Morris Communications Corp., which owns The Florida Times-Union in Jacksonville and The Augusta (Ga.) Chronicle, claims the tour has monopolized real-time scores on its own Web site and prohibits Morris from selling its scoring package to a third party.
The tour said that while scores from PGA events are public knowledge, its scoring system is proprietary and it will ``vigorously defend itself against the lawsuit.″
Morris has asked for a preliminary injunction that would keep the tour from prohibiting the media group from selling its information until the lawsuit is resolved.
``It’s not about money,″ Julian Miller, general manager of The Augusta Chronicle, said Thursday. ``It’s about how information is being disseminated.
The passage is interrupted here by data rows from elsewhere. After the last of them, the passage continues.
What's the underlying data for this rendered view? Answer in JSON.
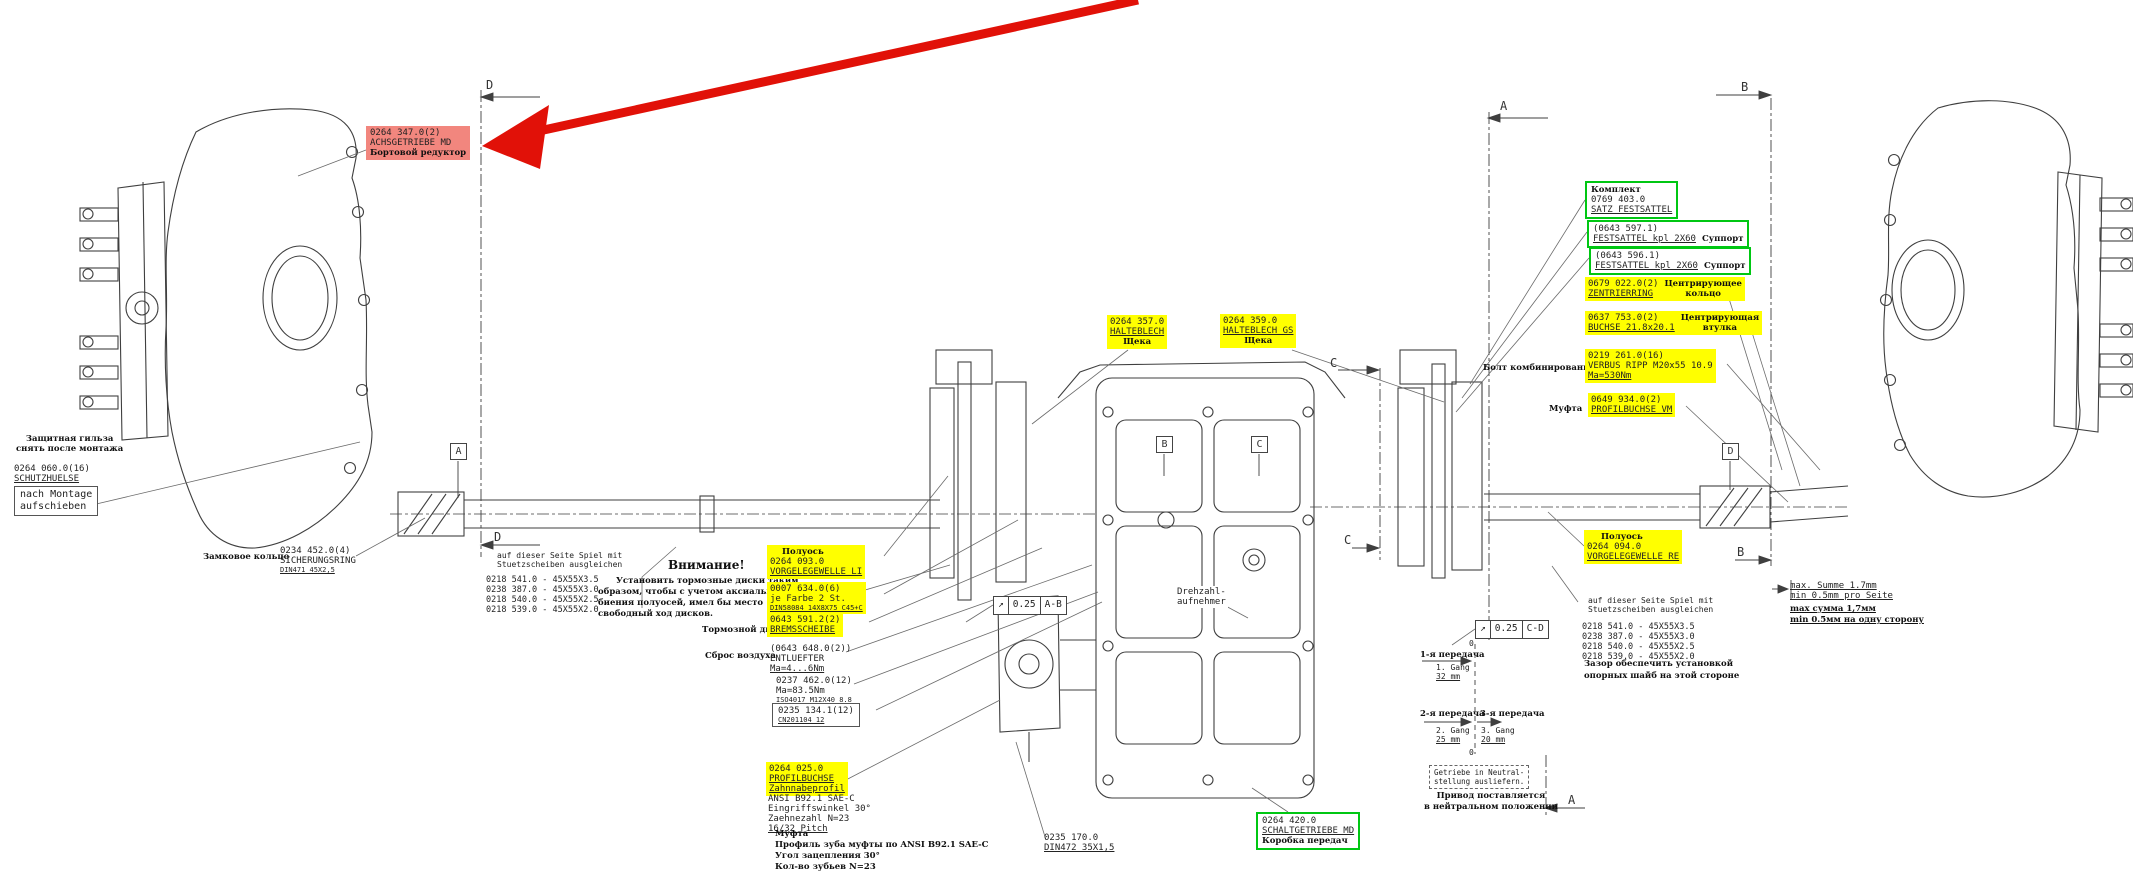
{
  "colors": {
    "highlight": "#ffff00",
    "green": "#00c713",
    "red_bg": "#f2867e",
    "arrow_red": "#e11108",
    "line": "#3f3f3f"
  },
  "red_callout": {
    "part": "0264 347.0(2)",
    "name": "ACHSGETRIEBE MD",
    "ru": "Бортовой редуктор"
  },
  "sleeve": {
    "ru1": "Защитная гильза",
    "ru2": "снять после монтажа",
    "part": "0264 060.0(16)",
    "name": "SCHUTZHUELSE",
    "note1": "nach Montage",
    "note2": "aufschieben"
  },
  "ring": {
    "ru": "Замковое кольцо",
    "part": "0234 452.0(4)",
    "name": "SICHERUNGSRING",
    "std": "DIN471 45X2,5"
  },
  "shims": {
    "note1": "auf dieser Seite Spiel mit",
    "note2": "Stuetzscheiben ausgleichen",
    "rows": [
      "0218 541.0 - 45X55X3.5",
      "0238 387.0 - 45X55X3.0",
      "0218 540.0 - 45X55X2.5",
      "0218 539.0 - 45X55X2.0"
    ],
    "ru1": "Зазор обеспечить установкой",
    "ru2": "опорных шайб на этой стороне"
  },
  "attention": {
    "title": "Внимание!",
    "l1": "Установить тормозные диски таким",
    "l2": "образом, чтобы с учетом аксиального",
    "l3": "биения полуосей, имел бы место",
    "l4": "свободный ход дисков."
  },
  "axle_left": {
    "ru": "Полуось",
    "part": "0264 093.0",
    "name": "VORGELEGEWELLE LI"
  },
  "axle_right": {
    "ru": "Полуось",
    "part": "0264 094.0",
    "name": "VORGELEGEWELLE RE"
  },
  "farbe": {
    "part": "0007 634.0(6)",
    "l2": "je Farbe 2 St.",
    "std": "DIN58084 14X8X75 C45+C"
  },
  "brake": {
    "ru": "Тормозной диск",
    "part": "0643 591.2(2)",
    "name": "BREMSSCHEIBE"
  },
  "vent": {
    "ru": "Сброс воздуха",
    "part": "(0643 648.0(2))",
    "name": "ENTLUEFTER",
    "torque": "Ma=4...6Nm"
  },
  "bolt12": {
    "part": "0237 462.0(12)",
    "torque": "Ma=83.5Nm",
    "std": "ISO4017 M12X40 8.8"
  },
  "washer12": {
    "part": "0235 134.1(12)",
    "std": "CN201104 12"
  },
  "profil": {
    "part": "0264 025.0",
    "name": "PROFILBUCHSE",
    "l3": "Zahnnabeprofil",
    "l4": "ANSI B92.1 SAE-C",
    "l5": "Eingriffswinkel 30°",
    "l6": "Zaehnezahl N=23",
    "l7": "16/32 Pitch",
    "ru1": "Муфта",
    "ru2": "Профиль зуба муфты по ANSI B92.1 SAE-C",
    "ru3": "Угол зацепления 30°",
    "ru4": "Кол-во зубьев N=23"
  },
  "circlip": {
    "part": "0235 170.0",
    "std": "DIN472 35X1,5"
  },
  "gearbox": {
    "part": "0264 420.0",
    "name": "SCHALTGETRIEBE MD",
    "ru": "Коробка передач"
  },
  "halteblech1": {
    "part": "0264 357.0",
    "name": "HALTEBLECH",
    "ru": "Щека"
  },
  "halteblech2": {
    "part": "0264 359.0",
    "name": "HALTEBLECH GS",
    "ru": "Щека"
  },
  "caliper_set": {
    "ru": "Комплект",
    "part": "0769 403.0",
    "name": "SATZ FESTSATTEL"
  },
  "caliper1": {
    "part": "(0643 597.1)",
    "name": "FESTSATTEL kpl 2X60",
    "ru": "Суппорт"
  },
  "caliper2": {
    "part": "(0643 596.1)",
    "name": "FESTSATTEL kpl 2X60",
    "ru": "Суппорт"
  },
  "zentrier": {
    "part": "0679 022.0(2)",
    "name": "ZENTRIERRING",
    "ru1": "Центрирующее",
    "ru2": "кольцо"
  },
  "buchse": {
    "part": "0637 753.0(2)",
    "name": "BUCHSE 21.8x20.1",
    "ru1": "Центрирующая",
    "ru2": "втулка"
  },
  "verbus": {
    "part": "0219 261.0(16)",
    "name": "VERBUS RIPP M20x55 10.9",
    "torque": "Ma=530Nm",
    "ru": "Болт комбинированный"
  },
  "muffe": {
    "part": "0649 934.0(2)",
    "name": "PROFILBUCHSE VM",
    "ru": "Муфта"
  },
  "summe": {
    "de1": "max. Summe 1.7mm",
    "de2": "min 0.5mm pro Seite",
    "ru1": "max сумма 1,7мм",
    "ru2": "min 0.5мм на одну сторону"
  },
  "sensor": {
    "l1": "Drehzahl-",
    "l2": "aufnehmer"
  },
  "gears": {
    "g1_ru": "1-я передача",
    "g1": "1. Gang",
    "g1_mm": "32 mm",
    "g2_ru": "2-я передача",
    "g2": "2. Gang",
    "g2_mm": "25 mm",
    "g3_ru": "3-я передача",
    "g3": "3. Gang",
    "g3_mm": "20 mm",
    "zero": "0",
    "neutral1": "Getriebe in Neutral-",
    "neutral2": "stellung ausliefern.",
    "neutral_ru1": "Привод поставляется",
    "neutral_ru2": "в нейтральном положении"
  },
  "tol": {
    "sym": "↗",
    "val": "0.25",
    "ab": "A-B",
    "cd": "C-D"
  },
  "sections": {
    "a": "A",
    "b": "B",
    "c": "C",
    "d": "D"
  }
}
It’s uncanny that a fight for free press is in the middle of a golf tournament, but that’s where the Internet and traditional coverage are starting to clash.″
The tour has developed a computerized system in which scores are tabulated and posted electronically as soon as a player completes a hole. It posts live scoring updates on its Web site (pgatour.com), which sells advertising.
Morris this year began sending two employees to each tournament. They work from the media center and, using the PGA Tour scoring system, post their own real-time scores for CNNSI.com and Morris news outlets.
Miller said the news company has sold its scoring package to the Denver Post during The International, a tournament which took place at Castle Rock, Colo., in August.
``The PGA Tour has said we cannot come into their media center, take the information and provide it to other media, except to post it on our own site,″ Miller said. ``Our argument is, once we have it, then it’s in the public domain and we are free to report it wherever we can.″
Of concern to the tour is that Morris is trying to make money off the tour’s financial investment of the computerized scoring system. But Morris contends its real-time scores are updated more quickly than the tour’s web site.